Quand on a 3200 milliards d'euros de dettes, franchement, débloquer 3 milliards pour éviter, d'après ce qu'il nous disait, un chaos, un séisme terrible, pourquoi ne l'ont-ils pas fait ? Je veux dire, est-ce qu'il y avait des 3 milliards de plus ? – Oui, mais enfin, on avait un contre-budget présenté par Jean-Philippe Tanguy, avec des recettes et avec des économies structurelles et non pas conjoncturelles, c'est-à-dire qui se projetaient dans le temps.

4:00
Présentateur

– Alors, moi j'ai une question pour vous, Philippe Ballard, ce qui est assez intéressant, c'est que finalement, alors peut-être que pour vous, elles sont arrivées tard, mais il y a eu des négociations avec le Premier ministre, où vous avez eu un certain nombre de concessions très importantes, qui ont coûté très cher. – Pourquoi malgré tout avoir voté la censure ? Est-ce que ça ne vient pas en contradiction avec votre patiente entreprise de dédiabolisation, d'institutionnalisation ?

Et là, vous avez envoyé un message, notamment à l'électorat que nous pensions que vous visiez, c'est-à-dire un électorat plutôt aisé, plutôt âgé, qui est attaché à une stabilité économique et à une stabilité politique. Pourquoi ce changement de stratégie ?

4:38
Philippe Ballard

Pour deux raisons, déjà pour les retraités, vous savez, leur retraite va être indexée. Et puis, pardon, mais moi je lisais le filiaro ce matin, il y a le PDG de Safran, je crois, qui dit « mais c'est un mauvais budget ». Moi j'ai rencontré le MEDEF de mon département de l'Oise, vendredi dernier, je lui ai dit « si, donc avant 43, si ce budget ne voit jamais le jour, vous êtes inquiet ? » Il m'a dit non. Alors je lui ai dit « mais pourquoi vous me dites non ? » Il me dit « parce qu'on aura moins d'impôts et moins de taxes. » Donc, pardon, mais pour le monde économique, arrêtez d'écouter l'état-major du MEDEF, l'état-major de la FNSEA, l'état-major de la CPME.

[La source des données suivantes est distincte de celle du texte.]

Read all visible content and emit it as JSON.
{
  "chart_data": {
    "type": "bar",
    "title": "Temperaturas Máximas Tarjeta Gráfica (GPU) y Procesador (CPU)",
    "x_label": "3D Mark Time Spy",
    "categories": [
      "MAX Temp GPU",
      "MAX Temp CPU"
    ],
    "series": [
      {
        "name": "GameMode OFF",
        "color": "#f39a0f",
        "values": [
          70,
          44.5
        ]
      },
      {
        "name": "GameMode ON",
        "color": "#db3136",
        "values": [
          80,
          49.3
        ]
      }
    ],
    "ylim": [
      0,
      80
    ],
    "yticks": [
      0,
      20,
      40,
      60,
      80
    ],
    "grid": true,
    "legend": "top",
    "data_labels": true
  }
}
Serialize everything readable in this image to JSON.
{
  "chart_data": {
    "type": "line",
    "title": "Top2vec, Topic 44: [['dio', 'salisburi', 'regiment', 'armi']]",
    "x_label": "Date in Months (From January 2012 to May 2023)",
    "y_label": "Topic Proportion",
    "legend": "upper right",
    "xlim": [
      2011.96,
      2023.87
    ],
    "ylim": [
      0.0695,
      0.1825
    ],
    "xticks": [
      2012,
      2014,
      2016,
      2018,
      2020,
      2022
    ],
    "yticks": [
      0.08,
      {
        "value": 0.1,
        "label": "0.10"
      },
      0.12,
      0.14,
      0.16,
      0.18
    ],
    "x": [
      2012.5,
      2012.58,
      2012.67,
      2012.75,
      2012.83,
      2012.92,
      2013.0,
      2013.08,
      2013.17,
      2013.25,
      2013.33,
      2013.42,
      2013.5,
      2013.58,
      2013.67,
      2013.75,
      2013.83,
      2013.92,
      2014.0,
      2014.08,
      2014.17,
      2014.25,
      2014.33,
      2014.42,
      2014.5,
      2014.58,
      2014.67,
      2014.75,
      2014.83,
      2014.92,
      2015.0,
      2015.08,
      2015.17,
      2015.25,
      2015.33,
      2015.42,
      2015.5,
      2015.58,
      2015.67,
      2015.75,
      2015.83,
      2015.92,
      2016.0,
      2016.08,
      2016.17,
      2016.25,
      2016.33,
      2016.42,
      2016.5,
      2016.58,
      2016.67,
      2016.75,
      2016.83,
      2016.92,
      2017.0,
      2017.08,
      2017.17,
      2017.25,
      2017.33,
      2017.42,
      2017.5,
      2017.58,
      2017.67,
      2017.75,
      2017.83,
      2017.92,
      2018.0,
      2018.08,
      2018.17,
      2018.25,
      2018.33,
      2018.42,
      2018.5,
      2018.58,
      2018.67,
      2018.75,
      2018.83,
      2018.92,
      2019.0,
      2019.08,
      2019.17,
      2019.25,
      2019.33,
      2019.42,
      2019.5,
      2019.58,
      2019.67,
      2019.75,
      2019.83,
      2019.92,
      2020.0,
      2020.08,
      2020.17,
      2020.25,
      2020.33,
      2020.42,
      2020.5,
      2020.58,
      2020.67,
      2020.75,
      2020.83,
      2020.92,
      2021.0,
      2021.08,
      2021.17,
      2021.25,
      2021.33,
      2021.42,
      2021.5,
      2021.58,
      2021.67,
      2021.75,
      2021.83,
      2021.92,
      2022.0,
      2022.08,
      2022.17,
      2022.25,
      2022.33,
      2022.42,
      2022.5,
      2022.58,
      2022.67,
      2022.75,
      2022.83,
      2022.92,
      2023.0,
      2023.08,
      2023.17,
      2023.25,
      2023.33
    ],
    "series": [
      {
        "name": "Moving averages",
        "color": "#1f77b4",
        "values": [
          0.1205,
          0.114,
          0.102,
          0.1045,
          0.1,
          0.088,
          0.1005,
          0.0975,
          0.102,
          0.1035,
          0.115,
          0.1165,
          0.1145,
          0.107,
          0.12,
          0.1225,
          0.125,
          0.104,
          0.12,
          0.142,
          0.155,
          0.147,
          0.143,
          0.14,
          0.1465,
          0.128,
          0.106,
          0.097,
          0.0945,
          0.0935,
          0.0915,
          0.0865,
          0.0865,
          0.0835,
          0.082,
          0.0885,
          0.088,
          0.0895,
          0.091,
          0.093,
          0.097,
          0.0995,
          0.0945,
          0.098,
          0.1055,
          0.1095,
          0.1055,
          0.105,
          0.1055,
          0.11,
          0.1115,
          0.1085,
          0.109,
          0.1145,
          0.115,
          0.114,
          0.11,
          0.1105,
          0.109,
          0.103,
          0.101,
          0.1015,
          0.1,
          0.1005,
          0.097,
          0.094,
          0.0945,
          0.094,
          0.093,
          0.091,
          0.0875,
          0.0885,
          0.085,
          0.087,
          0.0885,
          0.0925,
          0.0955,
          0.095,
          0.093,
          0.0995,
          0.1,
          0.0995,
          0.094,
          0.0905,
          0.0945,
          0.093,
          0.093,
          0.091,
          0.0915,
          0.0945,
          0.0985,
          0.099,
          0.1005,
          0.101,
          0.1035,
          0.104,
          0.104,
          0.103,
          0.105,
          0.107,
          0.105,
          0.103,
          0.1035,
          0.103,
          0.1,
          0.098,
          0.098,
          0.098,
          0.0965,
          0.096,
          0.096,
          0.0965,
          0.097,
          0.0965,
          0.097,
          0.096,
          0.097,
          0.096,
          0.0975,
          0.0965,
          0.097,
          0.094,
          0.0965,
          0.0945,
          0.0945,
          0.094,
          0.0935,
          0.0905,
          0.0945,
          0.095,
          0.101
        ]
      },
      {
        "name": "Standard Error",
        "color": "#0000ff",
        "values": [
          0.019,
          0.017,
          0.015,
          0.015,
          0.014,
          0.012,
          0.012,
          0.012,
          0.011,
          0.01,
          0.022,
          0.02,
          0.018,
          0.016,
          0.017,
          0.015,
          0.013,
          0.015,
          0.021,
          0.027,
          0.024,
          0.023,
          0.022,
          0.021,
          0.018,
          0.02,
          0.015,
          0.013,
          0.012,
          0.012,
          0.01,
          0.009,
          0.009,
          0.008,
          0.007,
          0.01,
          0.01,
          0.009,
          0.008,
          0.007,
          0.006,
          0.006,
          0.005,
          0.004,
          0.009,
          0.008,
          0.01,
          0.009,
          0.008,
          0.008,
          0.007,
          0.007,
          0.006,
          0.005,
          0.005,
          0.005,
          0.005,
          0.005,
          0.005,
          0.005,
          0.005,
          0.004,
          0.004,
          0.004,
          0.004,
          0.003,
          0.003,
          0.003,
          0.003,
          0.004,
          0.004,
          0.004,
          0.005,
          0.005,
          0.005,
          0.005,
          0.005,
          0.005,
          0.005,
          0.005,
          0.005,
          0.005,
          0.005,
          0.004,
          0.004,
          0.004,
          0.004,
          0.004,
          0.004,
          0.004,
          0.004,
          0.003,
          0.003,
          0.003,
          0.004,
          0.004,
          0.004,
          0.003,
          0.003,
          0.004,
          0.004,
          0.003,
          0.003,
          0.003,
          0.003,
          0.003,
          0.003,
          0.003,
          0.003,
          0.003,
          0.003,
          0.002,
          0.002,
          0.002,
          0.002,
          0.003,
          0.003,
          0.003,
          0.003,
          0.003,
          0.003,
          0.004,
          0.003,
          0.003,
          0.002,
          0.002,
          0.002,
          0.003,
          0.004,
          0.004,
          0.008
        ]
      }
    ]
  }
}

Quand vous allez sur le terrain, c'est un tout autre discours qu'il vous tient. Moi j'ai eu la FNSEA de mon département au téléphone hier, je les ai rassurés en 10 minutes.

5:18
Présentateur

Au vu de la situation politique, au vu des circonstances économiques, vous ne pouvez pas avoir de bon budget. Un budget parfait, ce n'est pas possible. Un Premier ministre n'aura pas les marges politiques pour le faire. Mais ce qui est intéressant, c'est que pour la première fois de l'histoire de votre mouvement politique, vous arrivez à rentrer dans une relation de négociation avec un Premier ministre, vous obtenez des concessions très importantes et malgré tout vous le censurez. Quel message envoyez-vous aux futures équipes gouvernementales ? C'est-à-dire que finalement, négocier avec le RN, ça ne sert à rien.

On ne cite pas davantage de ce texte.